Infantry recruits aren’t the only ones seeing a change in their first day at basic training. The Army also moved Armor recruits away from the shark attack and into an exercise called the “Thunder Run,” which requires trainees to run a set of equipment down a quarter-mile track, handing it off to teammates along the way, and arranging the equipment at the end in the same way it was at the beginning. 

“Nothing’s really changed other than we’re not screaming in their faces,” said Command Sgt. Maj. Thomas Yaudas of the 194th Armored Brigade.

At its core, basic training is meant to build the foundation for a soldier’s career, and that includes a trust in their leadership. For example, Donahoe said, the person soldiers are supposed to feel they can go to with a problem is their squad leader — typically a staff sergeant — but soldiers’ “first experience was a staff sergeant ripping their face off as they get off a bus.” It made “no sense,” he said. But now, The First 100 Yards will “hopefully set the model for that relationship between a noncommissioned officer and junior enlisted soldiers as they go up the ranks.” 

While it was no doubt a shift for the Army, the new way of doing things seems to be working. Command Sgt. Maj. T.J. Holland, the former top enlisted leader of the 18th Airborne Corps, said in an Army news release that they are seeing “more discipline” and “more physical readiness” from soldiers going through The First 100 Yards. 

Staff Sgt. Robert Brown, a Papa Company, 244th Quartermaster Battalion drill sergeant, tries to motivate his charges during the Soldier Stakes Competition, 2021. (Terrance Bell/U.S. Army)

They’re being shown “right off the bus” how the Army wants them to work together, while also potentially cutting down on immediate injury as soldiers aren’t chaotically scrambling with their things off the bus. It’s about showing them “what right looks like” from the very start, Master Sgt. Adam Breeding of Army Forces Command said last year.
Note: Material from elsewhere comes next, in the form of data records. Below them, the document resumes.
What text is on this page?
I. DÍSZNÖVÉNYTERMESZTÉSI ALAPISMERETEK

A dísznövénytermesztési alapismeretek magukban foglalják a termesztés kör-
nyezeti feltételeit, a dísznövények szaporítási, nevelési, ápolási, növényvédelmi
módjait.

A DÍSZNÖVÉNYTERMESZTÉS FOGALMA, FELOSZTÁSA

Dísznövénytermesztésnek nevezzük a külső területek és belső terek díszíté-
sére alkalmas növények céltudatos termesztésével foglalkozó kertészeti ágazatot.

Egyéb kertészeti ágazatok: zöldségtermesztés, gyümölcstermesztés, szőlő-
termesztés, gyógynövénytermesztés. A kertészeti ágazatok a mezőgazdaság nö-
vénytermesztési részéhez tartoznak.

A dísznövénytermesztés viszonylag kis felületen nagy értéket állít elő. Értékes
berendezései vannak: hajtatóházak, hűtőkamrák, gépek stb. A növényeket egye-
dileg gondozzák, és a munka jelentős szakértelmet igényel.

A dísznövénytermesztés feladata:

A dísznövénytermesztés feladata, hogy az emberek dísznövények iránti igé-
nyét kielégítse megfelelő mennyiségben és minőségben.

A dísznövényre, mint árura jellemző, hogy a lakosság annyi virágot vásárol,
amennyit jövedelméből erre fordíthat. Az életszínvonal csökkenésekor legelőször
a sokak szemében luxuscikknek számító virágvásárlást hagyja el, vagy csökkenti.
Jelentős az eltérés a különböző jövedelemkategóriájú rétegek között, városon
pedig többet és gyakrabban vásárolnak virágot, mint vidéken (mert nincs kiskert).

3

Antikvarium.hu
And for any of the “back in my day crowd” who feel the new generation of soldiers couldn’t possibly be as tough as they were because they’re not being chaotically screamed at by drill sergeants, Donahoe invited them to give it a try.

“For the folks who are like, ‘That’s weak’ — first off, they haven’t seen it,” Donahoe said. “They’re just reacting to something they’ve heard. And I welcome any of those guys to come back and get on a bus and go through the First 100 Yards or Thunder Run, and see just how weak and easy it is.”